How to maximize relaxation and minimize risk during Spring Break

| March 14, 2024
Posted in: , ,

Spring Break is a season synonymous with relaxation, social gatherings, and travel. Nevertheless, it also represents a period where there can be high risks associated with the use of alcohol and other drugs.

In the constant whirlwind of daily responsibilities and digital overload, our minds and bodies crave downtime. Rest and self -care are critical. It’s not merely a pause but a vital component of health, enhancing cognitive function, emotional resilience, and overall physical health. It is the foundation upon which creativity and productivity flourish. Spring Break offers a time for rejuvenation and a pause from the professional and academic grind, providing a chance to replenish depleted energy reserves and restore balance.

Here are some strategies that everyone can potentially employ during Spring Break, whether you’re traveling somewhere new, visiting home, or staying on campus.

  1. Consider a digital detox. Potentially challenge yourself to take a mental break from social media. It can significantly reduce stress levels and improve sleep quality. The time you save can be used to connect with nature, dive into a delightful book, or explore mindfulness practices like meditation and yoga.
  2. Embrace nature. Immersing yourself in nature is a great way to reduce stress and enhance your mood. This could include a mountain retreat, a beach getaway, exploring local parks, or going on hikes at the local county trails. The natural world offers a tranquil backdrop for relaxation and introspection.
  3. Get some quality sleep. Without the alarm clock dictating your morning routine, Spring Break is ideal for getting enough sleep every chance you can get. Prioritize quality sleep by creating a restful environment and a relaxing bedtime routine to help reset your internal clock.
  4. Explore mindfulness and meditation. Many free and accessible resources, such as apps (including Calm, which is available for free to all Hopkins affiliates) and online tutorials, offer guided meditation and mindfulness exercises. These practices can help calm the mind, reduce anxiety, and improve focus.
  5. Nourish your body. Use this break to focus on nourishing your body with balanced meals, staying hydrated, and engaging in physical activities that you enjoy. Whether it’s preparing healthy meals at home or trying new, nutritious dishes, how you fuel your body can significantly impact how you feel.

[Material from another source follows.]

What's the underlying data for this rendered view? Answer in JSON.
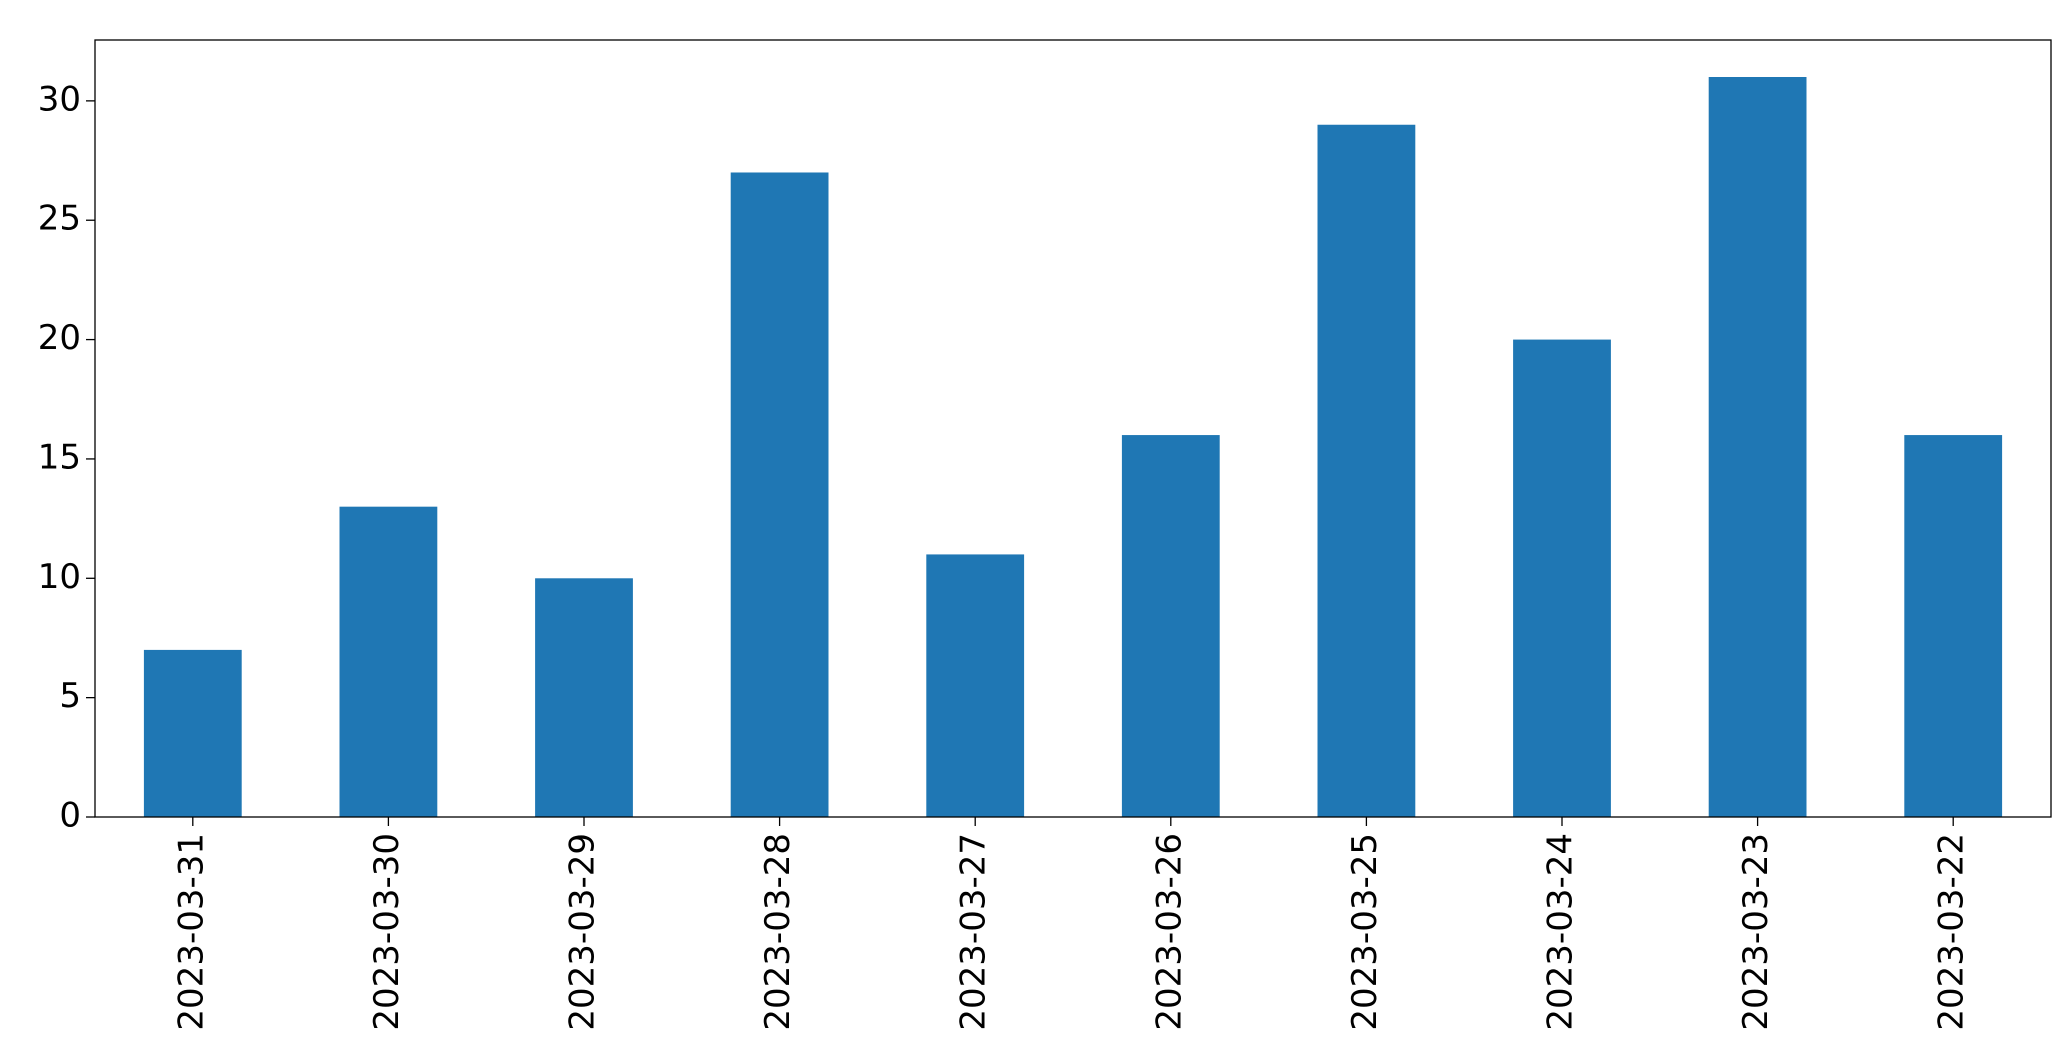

Additionally, if you’re traveling, particularly to places where lots of people may choose to drink (and to drink in large quantities), a safe and enjoyable spring break requires a multifaceted approach, focusing on awareness, education, and harm reduction strategies. Here are some guidelines to consider:

  1. Plan ahead. Decide in advance how much alcohol (if any) you plan to consume, and stick to your decision.
  2. Stay with friends. Use the buddy system to keep an eye on each other and to make collective decisions to leave situations where substance use is getting out of hand.
  3. Avoid mixing substances. Be aware of the effects of alcohol and how it interacts with various substances, including prescription medications. Alcohol, a depressant, can interact unpredictably with other substances, leading to dangerous and even life-threatening effects. (For example, combining alcohol with Adderall and marijuana can mask the depressant effects of alcohol, leading individuals to consume more than they can safely handle.) If you are taking prescription medication, consult with a healthcare professional about your alcohol use. The safest choice is to completely avoid mixing alcohol with other drugs.
  4. Avoid binge drinking. Binge drinking, defined as consuming an excessive amount of alcohol in a short period, is particularly prevalent during Spring Break. It is defined by the CDC as having four or more drinks consumed on one occasion for people assigned female at birth, and having five or more drinks for people assigned male at birth. According to the American Psychological Association, approximately 70% of students reported drinking during Spring Break, with 23.6% reporting drinking on five or more days. The immediate risks of binge drinking include alcohol poisoning, accidents, and injuries. The repercussions extend beyond the immediate, though, with potential academic, legal, and health consequences that can have a lasting impact on a student’s life.
  5. Engage in alternative activities that do not center alcohol. This could be a hike around a park, or a chill beach day.
  6. Know your resources. Keep a list of emergency contacts, including local emergency services and Hopkins emergency resources, readily available. You can also familiarize yourself with resources and support services available for students struggling with substance abuse both on and off campus.

By understanding these risks, particularly the dangers of mixing substances, students can make informed choices that prioritize their safety and well-being. Through planning, education, and the support of peers and the community, it’s possible to enjoy a memorable and safe Spring Break experience. Let’s embrace responsible behaviors and encourage a culture of care and awareness, ensuring that the cherished break remains a time of joy rather than regret.